Messaging and email: If sales and support is driven via email or messaging, it’s another way to capture data before it reaches the legacy system of record. Again the critical consideration is context for the text based agent. If it’s outbound marketing or sales, who is the ideal customer and what is the appropriate email address? If it’s synthesizing a quote, proposal, or claim, what are the pricing or claims guidelines to respond to the customer? We believe we’ll see both vertical and horizontal instances of this.
11x, for example, has built a new AI-enabled sales development rep that can automatically generate leads and book meetings for companies. It has built both a voice and email product that can automatically identify, contact, and triage prospect interactions — effectively replacing the entire SDR workflow. In doing so, it creates new leads before they reach the CRM, and as models and training improve, it could end up serving as the source of truth for all sales data.
Meanwhile, hx’s pricing intelligence tool helps insurance companies more effectively ingest and model pricing data. Insurance carriers, particularly commercial insurance carriers, are notoriously slow in turning around submissions because it’s time intensive to structure and assess the messy data they receive. hyperexponential leverages LLM-based tools that can help structure data from submissions more effectively and then stores that data in their Python-based tool for actuaries and underwriters. This creates a system of truth for pricing data.
Internal communications: So much of what makes running a large firm’s technology operations challenging is dealing with the constant issues around onboarding and offboarding employees, and around isolating and managing helpdesk requests.
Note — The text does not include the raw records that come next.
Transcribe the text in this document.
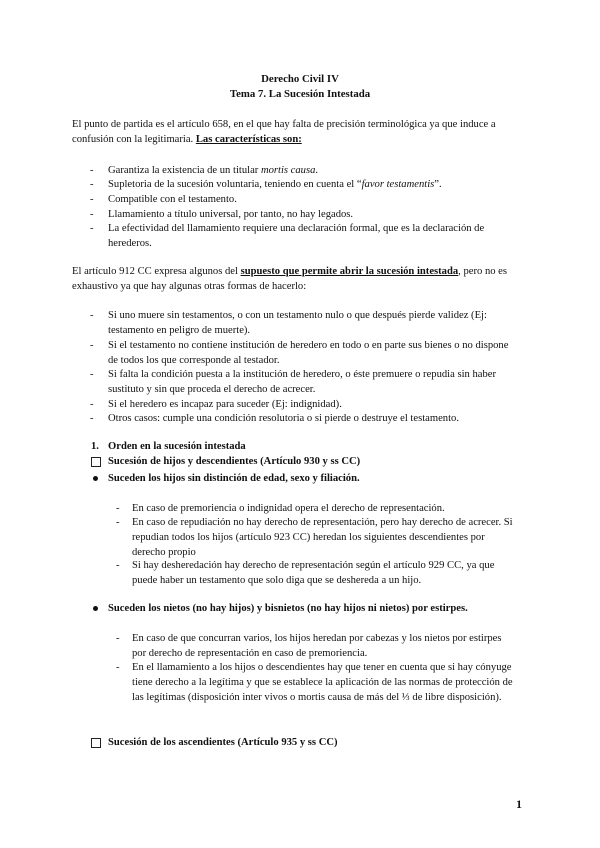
Derecho Civil IV
Tema 7. La Sucesión Intestada
El punto de partida es el artículo 658, en el que hay falta de precisión terminológica ya que induce a confusión con la legitimaria. Las características son:
- Garantiza la existencia de un titular mortis causa.
- Supletoria de la sucesión voluntaria, teniendo en cuenta el “favor testamentis”.
- Compatible con el testamento.
- Llamamiento a título universal, por tanto, no hay legados.
- La efectividad del llamamiento requiere una declaración formal, que es la declaración de herederos.
El artículo 912 CC expresa algunos del supuesto que permite abrir la sucesión intestada, pero no es exhaustivo ya que hay algunas otras formas de hacerlo:
- Si uno muere sin testamentos, o con un testamento nulo o que después pierde validez (Ej: testamento en peligro de muerte).
- Si el testamento no contiene institución de heredero en todo o en parte sus bienes o no dispone de todos los que corresponde al testador.
- Si falta la condición puesta a la institución de heredero, o éste premuere o repudia sin haber sustituto y sin que proceda el derecho de acrecer.
- Si el heredero es incapaz para suceder (Ej: indignidad).
- Otros casos: cumple una condición resolutoria o si pierde o destruye el testamento.
1. Orden en la sucesión intestada
Sucesión de hijos y descendientes (Artículo 930 y ss CC)
Suceden los hijos sin distinción de edad, sexo y filiación.
- En caso de premoriencia o indignidad opera el derecho de representación.
- En caso de repudiación no hay derecho de representación, pero hay derecho de acrecer. Si repudian todos los hijos (artículo 923 CC) heredan los siguientes descendientes por derecho propio
- Si hay desheredación hay derecho de representación según el artículo 929 CC, ya que puede haber un testamento que solo diga que se deshereda a un hijo.
Suceden los nietos (no hay hijos) y bisnietos (no hay hijos ni nietos) por estirpes.
- En caso de que concurran varios, los hijos heredan por cabezas y los nietos por estirpes por derecho de representación en caso de premoriencia.
- En el llamamiento a los hijos o descendientes hay que tener en cuenta que si hay cónyuge tiene derecho a la legítima y que se establece la aplicación de las normas de protección de las legítimas (disposición inter vivos o mortis causa de más del ⅓ de libre disposición).
Sucesión de los ascendientes (Artículo 935 y ss CC)
1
ServiceNow has built a flexible $190+ billion company-building software that can help companies manage all of these requests. But, like in sales or support, the most time-consuming element are the conversations that kick off or happen throughout these support aspects. LLMs can solve those conversational elements and potentially even resolve some of the back-end automation problems.
Fixify, for example, is building a new tech-enabled services platform that augments existing IT infrastructure. They have an LLM-based chat interface that helps identify and triage IT issues, leading to faster ticket resolution times. This platform is all built on an enterprise-grade ticketing platform that learns how various recurring tickets might be automated and reduces the need for human analysts over time.
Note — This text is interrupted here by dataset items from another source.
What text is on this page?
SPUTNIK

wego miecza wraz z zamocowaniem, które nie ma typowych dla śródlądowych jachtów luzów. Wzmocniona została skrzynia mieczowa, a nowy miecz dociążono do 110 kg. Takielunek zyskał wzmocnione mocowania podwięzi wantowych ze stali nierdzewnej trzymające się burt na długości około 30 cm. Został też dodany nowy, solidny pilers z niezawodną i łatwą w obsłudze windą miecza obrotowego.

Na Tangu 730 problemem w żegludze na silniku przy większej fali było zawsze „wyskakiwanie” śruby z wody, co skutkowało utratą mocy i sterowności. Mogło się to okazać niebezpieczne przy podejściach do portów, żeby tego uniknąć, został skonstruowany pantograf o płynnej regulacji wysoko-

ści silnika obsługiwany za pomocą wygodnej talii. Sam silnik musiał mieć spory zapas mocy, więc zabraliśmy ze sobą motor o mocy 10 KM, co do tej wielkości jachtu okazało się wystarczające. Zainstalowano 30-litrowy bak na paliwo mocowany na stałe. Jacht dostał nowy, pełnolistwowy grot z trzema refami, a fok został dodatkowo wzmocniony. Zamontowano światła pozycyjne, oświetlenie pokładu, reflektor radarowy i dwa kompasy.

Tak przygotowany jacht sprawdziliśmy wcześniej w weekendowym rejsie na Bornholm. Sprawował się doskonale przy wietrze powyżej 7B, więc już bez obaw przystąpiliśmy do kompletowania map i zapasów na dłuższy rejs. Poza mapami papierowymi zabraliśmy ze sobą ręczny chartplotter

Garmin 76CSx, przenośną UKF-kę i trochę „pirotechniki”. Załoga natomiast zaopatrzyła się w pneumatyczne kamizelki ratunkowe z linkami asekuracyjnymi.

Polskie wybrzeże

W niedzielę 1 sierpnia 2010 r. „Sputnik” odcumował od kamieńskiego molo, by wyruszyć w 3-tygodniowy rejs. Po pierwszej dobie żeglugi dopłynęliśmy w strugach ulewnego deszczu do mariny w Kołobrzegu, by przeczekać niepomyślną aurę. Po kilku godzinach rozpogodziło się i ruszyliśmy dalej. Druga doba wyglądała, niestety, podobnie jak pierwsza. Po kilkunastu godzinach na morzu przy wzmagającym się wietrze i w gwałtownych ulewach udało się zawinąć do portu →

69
These companies are great examples of some initial wedge products that are changing slow boil industries to fast boil industries. But with technology simplifying this process, the obvious question is: how can companies leverage these wedge products into building a durable and defensible business?
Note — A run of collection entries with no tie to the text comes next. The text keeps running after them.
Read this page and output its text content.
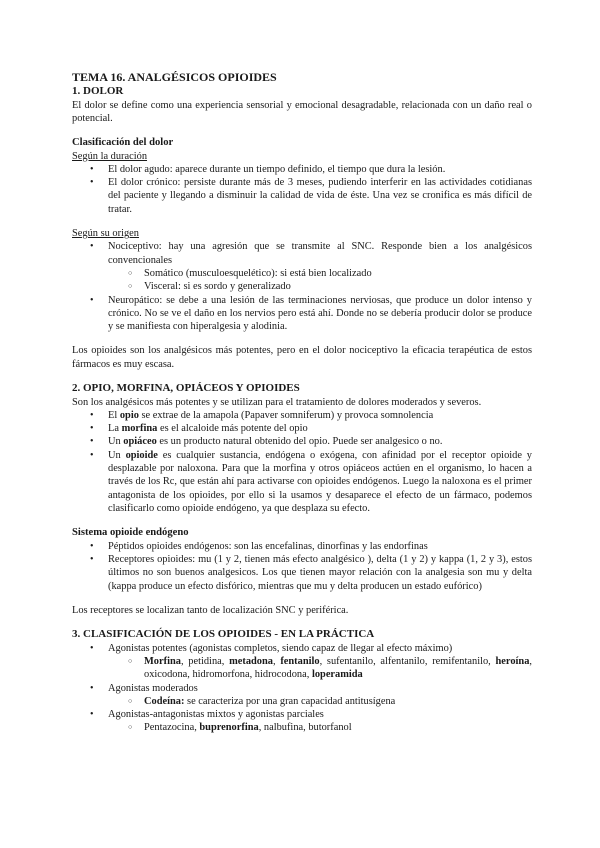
TEMA 16. ANALGÉSICOS OPIOIDES
1. DOLOR

El dolor se define como una experiencia sensorial y emocional desagradable, relacionada con un daño real o potencial.

Clasificación del dolor

Según la duración

• El dolor agudo: aparece durante un tiempo definido, el tiempo que dura la lesión.
• El dolor crónico: persiste durante más de 3 meses, pudiendo interferir en las actividades cotidianas del paciente y llegando a disminuir la calidad de vida de éste. Una vez se cronifica es más difícil de tratar.

Según su origen

• Nociceptivo: hay una agresión que se transmite al SNC. Responde bien a los analgésicos convencionales
○ Somático (musculoesquelético): si está bien localizado
○ Visceral: si es sordo y generalizado
• Neuropático: se debe a una lesión de las terminaciones nerviosas, que produce un dolor intenso y crónico. No se ve el daño en los nervios pero está ahí. Donde no se debería producir dolor se produce y se manifiesta con hiperalgesia y alodinia.

Los opioides son los analgésicos más potentes, pero en el dolor nociceptivo la eficacia terapéutica de estos fármacos es muy escasa.

2. OPIO, MORFINA, OPIÁCEOS Y OPIOIDES

Son los analgésicos más potentes y se utilizan para el tratamiento de dolores moderados y severos.

• El opio se extrae de la amapola (Papaver somniferum) y provoca somnolencia
• La morfina es el alcaloide más potente del opio
• Un opiáceo es un producto natural obtenido del opio. Puede ser analgesico o no.
• Un opioide es cualquier sustancia, endógena o exógena, con afinidad por el receptor opioide y desplazable por naloxona. Para que la morfina y otros opiáceos actúen en el organismo, lo hacen a través de los Rc, que están ahí para activarse con opioides endógenos. Luego la naloxona es el primer antagonista de los opioides, por ello si la usamos y desaparece el efecto de un fármaco, podemos clasificarlo como opioide endógeno, ya que desplaza su efecto.
Sistema opioide endógeno
• Péptidos opioides endógenos: son las encefalinas, dinorfinas y las endorfinas
• Receptores opioides: mu (1 y 2, tienen más efecto analgésico ), delta (1 y 2) y kappa (1, 2 y 3), estos últimos no son buenos analgesicos. Los que tienen mayor relación con la analgesia son mu y delta (kappa produce un efecto disfórico, mientras que mu y delta producen un estado eufórico)

Los receptores se localizan tanto de localización SNC y periférica.

3. CLASIFICACIÓN DE LOS OPIOIDES - EN LA PRÁCTICA
• Agonistas potentes (agonistas completos, siendo capaz de llegar al efecto máximo)
○ Morfina, petidina, metadona, fentanilo, sufentanilo, alfentanilo, remifentanilo, heroína, oxicodona, hidromorfona, hidrocodona, loperamida
• Agonistas moderados
○ Codeína: se caracteriza por una gran capacidad antitusígena
• Agonistas-antagonistas mixtos y agonistas parciales
○ Pentazocina, buprenorfina, nalbufina, butorfanol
Like Daniel Plainview’s oil strategy, vertical software companies looking to disrupt established players must strategically position themselves to extract value. With LLMs enabling new ways of capturing and structuring data, these companies are poised to reshape industries and trigger a golden age of vertical software — provided they can integrate seamlessly and build robust moats around their data ecosystems. It’s time for startups to start drinking incumbent milkshakes.